Tülin Osmanoğulları, kadın cinayetlerinin medyada nasıl yansıtıldığını ve bu durumun toplumsal algıyı nasıl şekillendirdiğini vurguladı. “Kadın cinayetleri, kadına yönelik şiddet ve çocuk istismarı konuları, toplumsal krizlerin bir parçasıdır. Medyanın bu konuları ele alışı toplumsal algıyı şekillendiriyor. Özellikle haberlerdeki ‘aşk cinayeti’, ‘kıskançlık cinayeti’ ve ‘cinnet’ gibi ifadeler, erkek bakış açısını yansıtmakta ve kadın cinayetlerinin politik bir boyutunu gizlemektedir” ifadelerini kullandı.

Medyada kadın cinayetleri
Akın, medyada kadına yönelik şiddet ve kadın cinayetleri ile ilgili haberlerde kullanılan dilin normalleştirici etkisine değinerek, “Medya, kadın cinayetlerini ‘aşk cinayeti’, ‘aldatma’, ‘cinnet’ gibi fail aklayıcı ifadelerle sunarak şiddeti normalleştirmekte; bu tür ifadeler, mağduru suçlayan bir dil kullanılarak gerçek suçlunun gizlenmesine sebep olmaktadır. Sonuç olarak, erkek şiddetinin görünmez olmasına ve devam etmesine zemin hazırlamaktadır. Ayrıca, ‘mağdur kadın’, ‘kurban kadın’ gibi imgeler cinsiyetçi bir söylemi teşvik etmekte ve kadının erkeğe karşı zayıf bir konumda gösterilmesine yol açmaktadır. Cinsiyetler arasındaki eşitsizlik söylemleri ise, erkek şiddetinin toplumsal boyutunu göz ardı eden son derece sorunlu bir dildir” dedi.

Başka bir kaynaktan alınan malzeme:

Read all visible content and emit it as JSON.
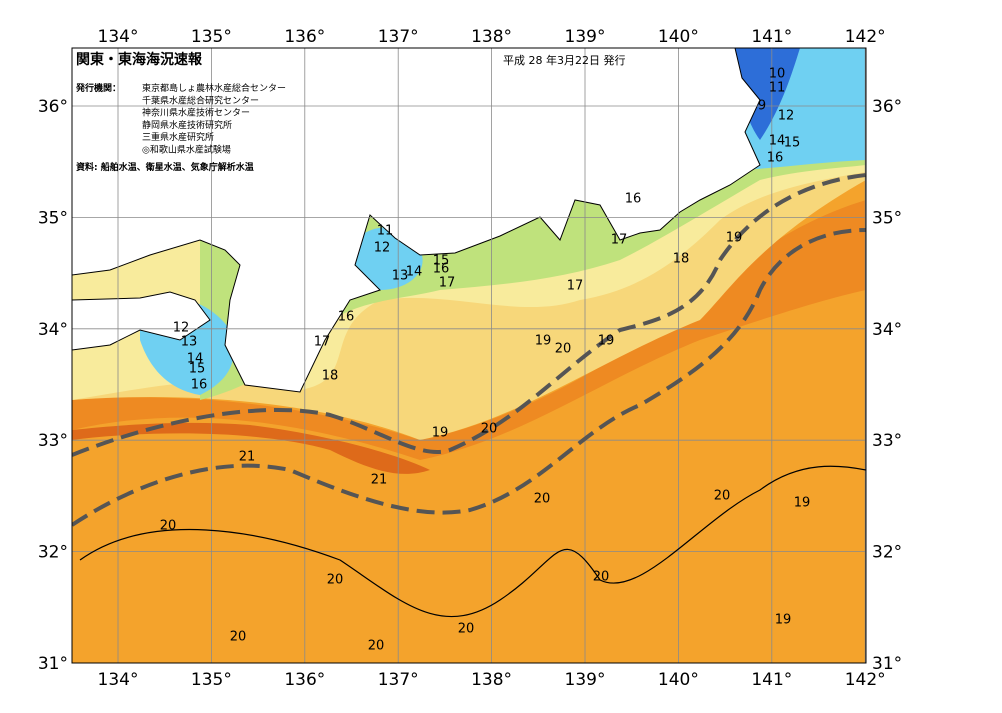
{
  "header": {
    "title": "関東・東海海況速報",
    "date": "平成 28 年3月22日 発行"
  },
  "issuers": {
    "label": "発行機関：",
    "names": [
      "東京都島しょ農林水産総合センター",
      "千葉県水産総合研究センター",
      "神奈川県水産技術センター",
      "静岡県水産技術研究所",
      "三重県水産研究所",
      "◎和歌山県水産試験場"
    ]
  },
  "source": "資料: 船舶水温、衛星水温、気象庁解析水温",
  "axes": {
    "longitude": [
      "134°",
      "135°",
      "136°",
      "137°",
      "138°",
      "139°",
      "140°",
      "141°",
      "142°"
    ],
    "latitude": [
      "31°",
      "32°",
      "33°",
      "34°",
      "35°",
      "36°"
    ]
  },
  "contour_labels": [
    "10",
    "11",
    "9",
    "12",
    "14",
    "15",
    "16",
    "16",
    "17",
    "19",
    "18",
    "11",
    "12",
    "13",
    "14",
    "15",
    "16",
    "17",
    "17",
    "16",
    "17",
    "12",
    "13",
    "14",
    "15",
    "16",
    "18",
    "19",
    "20",
    "19",
    "19",
    "20",
    "21",
    "21",
    "20",
    "20",
    "19",
    "20",
    "20",
    "20",
    "20",
    "19",
    "20",
    "20"
  ]
}
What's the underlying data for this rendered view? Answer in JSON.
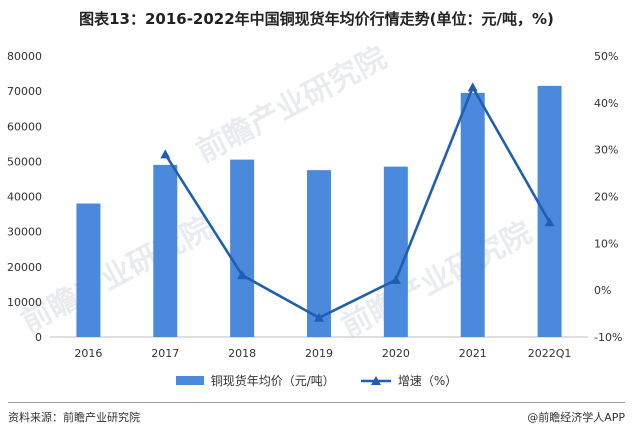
{
  "title": "图表13：2016-2022年中国铜现货年均价行情走势(单位：元/吨，%)",
  "footer": {
    "source": "资料来源：前瞻产业研究院",
    "brand": "@前瞻经济学人APP"
  },
  "watermark": "前瞻产业研究院",
  "colors": {
    "bar": "#4a89dc",
    "line": "#1f5fb3",
    "axis": "#bfbfbf"
  },
  "chart_data": {
    "type": "bar",
    "categories": [
      "2016",
      "2017",
      "2018",
      "2019",
      "2020",
      "2021",
      "2022Q1"
    ],
    "series": [
      {
        "name": "铜现货年均价（元/吨）",
        "type": "bar",
        "axis": "left",
        "values": [
          38000,
          49000,
          50500,
          47500,
          48500,
          69500,
          71500
        ]
      },
      {
        "name": "增速（%）",
        "type": "line",
        "axis": "right",
        "values": [
          null,
          29,
          3.2,
          -5.9,
          2.2,
          43.3,
          14.5
        ]
      }
    ],
    "ylim_left": [
      0,
      80000
    ],
    "yticks_left": [
      "0",
      "10000",
      "20000",
      "30000",
      "40000",
      "50000",
      "60000",
      "70000",
      "80000"
    ],
    "ylim_right": [
      -10,
      50
    ],
    "yticks_right": [
      "-10%",
      "0%",
      "10%",
      "20%",
      "30%",
      "40%",
      "50%"
    ],
    "legend": [
      "铜现货年均价（元/吨）",
      "增速（%）"
    ],
    "legend_position": "bottom",
    "grid": false
  }
}
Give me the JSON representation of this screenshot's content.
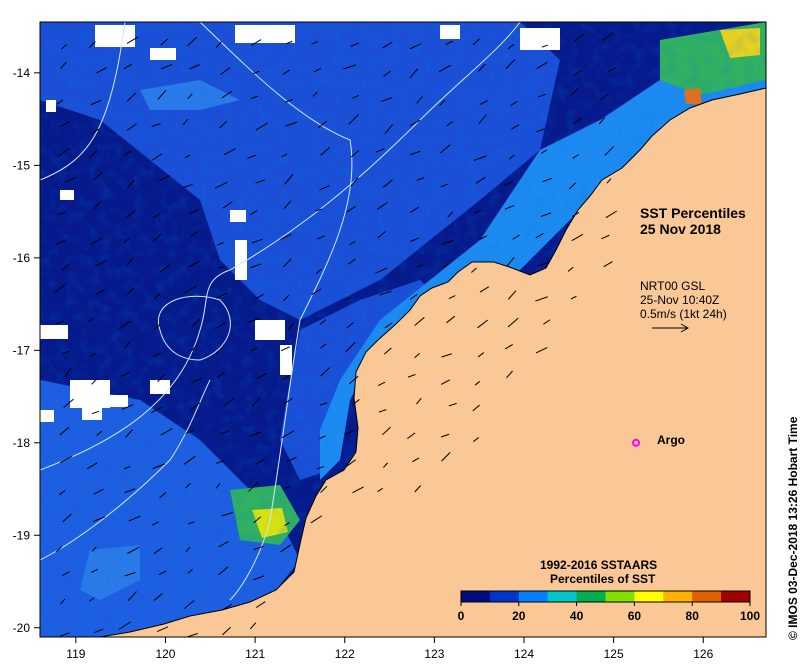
{
  "title": {
    "line1": "SST Percentiles",
    "line2": "25 Nov 2018"
  },
  "current_info": {
    "line1": "NRT00 GSL",
    "line2": "25-Nov 10:40Z",
    "line3": "0.5m/s (1kt 24h)"
  },
  "legend": {
    "title_line1": "1992-2016 SSTAARS",
    "title_line2": "Percentiles of SST",
    "ticks": [
      "0",
      "20",
      "40",
      "60",
      "80",
      "100"
    ],
    "colors": [
      "#000c80",
      "#0033cc",
      "#0080ff",
      "#00c8c8",
      "#00b050",
      "#80e000",
      "#ffff00",
      "#ffb000",
      "#e06000",
      "#a00000"
    ]
  },
  "argo": {
    "label": "Argo",
    "lon": 125.25,
    "lat": -18.0,
    "color": "#ff00ff"
  },
  "credit": "© IMOS 03-Dec-2018 13:26 Hobart Time",
  "axes": {
    "x_ticks": [
      "119",
      "120",
      "121",
      "122",
      "123",
      "124",
      "125",
      "126"
    ],
    "y_ticks": [
      "-14",
      "-15",
      "-16",
      "-17",
      "-18",
      "-19",
      "-20"
    ],
    "lon_range": [
      118.6,
      126.7
    ],
    "lat_range": [
      -20.1,
      -13.45
    ]
  },
  "colors": {
    "land": "#fac896",
    "ocean_base": "#061a8c",
    "ocean_mid": "#1a4fd6",
    "coastline": "#000000",
    "contour": "#cfe8ff"
  }
}
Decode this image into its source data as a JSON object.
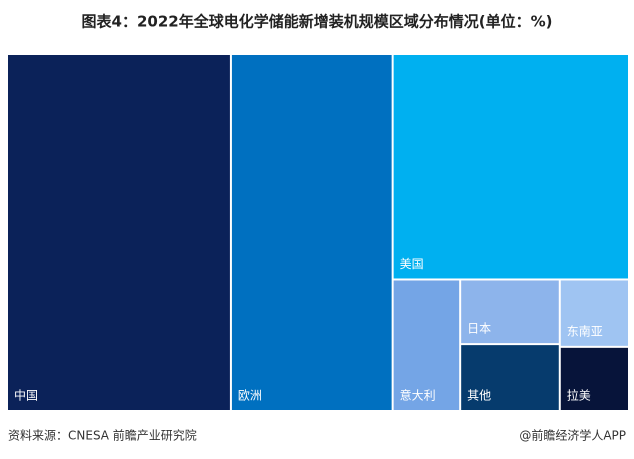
{
  "chart_data": {
    "type": "treemap",
    "title": "图表4：2022年全球电化学储能新增装机规模区域分布情况(单位：%)",
    "categories": [
      "中国",
      "欧洲",
      "美国",
      "意大利",
      "日本",
      "其他",
      "东南亚",
      "拉美"
    ],
    "values": [
      36,
      26,
      24,
      4,
      2.9,
      3,
      2.1,
      2
    ],
    "colors": [
      "#0b2259",
      "#0070c0",
      "#00b0f0",
      "#74a5e6",
      "#8db4eb",
      "#063b6d",
      "#9fc4f2",
      "#07143a"
    ],
    "source": "资料来源：CNESA 前瞻产业研究院",
    "credit": "@前瞻经济学人APP"
  }
}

Çözüm odaklı haber dili için neler yapılmalı?
Osmanoğulları, basında kullanılabilecek dil konusunda önerilerde bulunarak, “Failin sorumluluğunu açıkça belirtmek, mağduru suçlayıcı ifadelere yer vermemek, politik bağlamı vurgulamak ve sansasyonel fotoğraflardan kaçınmak gibi basit ama etkili adımlarla kadınların yaşam hakkını temele alan bir medya dili oluşturulmalıdır. Tüm medya kuruluşları kadın çalışanların istihdamını artırmalı ve bu alanla ilgili eğitimler vermelidir. Şiddet haberlerinde, kadınların başvurabileceği kişi, kurum ve kuruluşların iletişim bilgileriyle ilgili yasa ve yönetmelikler de hatırlatılmalıdır. Ayrıca, haberin kaynağının önemi göz önünde bulundurularak, uzmanların ve kadın örgütlerinin görüşlerine mutlaka yer verilmelidir” şeklinde konuştu.